Remove BOOTx64.efi from the Windows ESP/EFI folder. OC does not need it to load Windows, whereas without it Apple loader would not find your Windows bootloader so you will be safe.
 

cdf

macrumors 68020
Jul 27, 2012
2,251
2,571
Isn't ProtectSecureBoot supposed to prevent this from happening and to allow Windows 10 UEFI on a MacPro5,1? Maybe I missed something when installing, but I'm sure this is going to happen again?

ProtectSecureBoot will prevent Windows from writing those harmful certificates only if Windows has booted through OpenCore. What happened here is that a Windows update or install overwrote OpenCore's BOOTx64.efi, and when your machine rebooted, it loaded Windows instead of OC. If you set BootProtect to "Bootstrap," then OC will no longer use BOOTx64.efi, so even if Windows replaces that file with its own, OC will still load, giving you the chance to safely restore OC's file.
 

tsialex

Contributor
Jun 13, 2016
13,064
13,274
Windows SecureBoot will always try to sign your firmware when you have an UEFI Windows 10 install. Every time you boot vanilla Windows, no OpenCore, it will insert the certificates/db/PK/etc inside the NVRAM. This usually happens when are major Windows upgrades and BOOTx64.efi is written again.

It's a must, if not a requirement, to have a clean dump and flash it from time to time. Everyone should have a BootROM dump cleaned and stored safely.
 

ochristopher34

macrumors newbie
Aug 11, 2020
2
0
Remove BOOTx64.efi from the Windows ESP/EFI folder.
If you set BootProtect to "Bootstrap," then OC will no longer use BOOTx64.efi, so even if Windows replaces that file with its own, OC will still load, giving you the chance to safely restore OC's file.

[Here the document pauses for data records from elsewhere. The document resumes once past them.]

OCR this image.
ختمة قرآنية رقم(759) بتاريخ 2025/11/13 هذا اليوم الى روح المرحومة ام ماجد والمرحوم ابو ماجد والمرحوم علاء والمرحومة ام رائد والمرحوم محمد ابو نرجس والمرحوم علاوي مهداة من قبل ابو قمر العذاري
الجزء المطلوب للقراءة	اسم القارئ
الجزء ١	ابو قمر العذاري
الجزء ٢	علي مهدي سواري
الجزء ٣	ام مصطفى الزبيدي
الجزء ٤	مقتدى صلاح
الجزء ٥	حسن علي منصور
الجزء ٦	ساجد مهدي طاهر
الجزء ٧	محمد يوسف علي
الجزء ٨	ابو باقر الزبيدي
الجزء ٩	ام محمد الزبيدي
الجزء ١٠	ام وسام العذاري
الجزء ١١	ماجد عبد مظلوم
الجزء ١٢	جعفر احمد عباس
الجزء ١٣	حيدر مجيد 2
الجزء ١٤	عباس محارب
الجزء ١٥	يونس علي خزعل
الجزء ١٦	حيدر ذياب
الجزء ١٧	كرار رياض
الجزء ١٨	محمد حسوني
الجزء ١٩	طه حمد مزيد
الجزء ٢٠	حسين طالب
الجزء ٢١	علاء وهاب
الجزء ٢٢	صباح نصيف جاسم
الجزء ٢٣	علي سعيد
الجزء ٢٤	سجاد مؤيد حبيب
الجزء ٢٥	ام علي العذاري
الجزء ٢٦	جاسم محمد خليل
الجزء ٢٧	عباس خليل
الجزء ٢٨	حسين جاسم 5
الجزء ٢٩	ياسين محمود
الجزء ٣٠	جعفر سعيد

Thanks! That fixed it perfectly.

Everyone should have a BootROM dump cleaned and stored safely.

I'm glad I read extensively through this forum's threads regarding BootROM corruption and made a ROM dump prior to attempting anything related to Windows 10 UEFI on a Mac Pro. Sage advice, @tsialex, for anyone looking to do the same.
 

Kmilot

macrumors newbie
Nov 18, 2020
11
9
Hi to all you!!! I’ve been able to install UEFI windows 10 trought Opencore 0.70 Martin’s package for HA.

But, i have a concern, is it possible to windows corrupt my BootROM using OpenCore's boot Piker or is my MacPro Safe?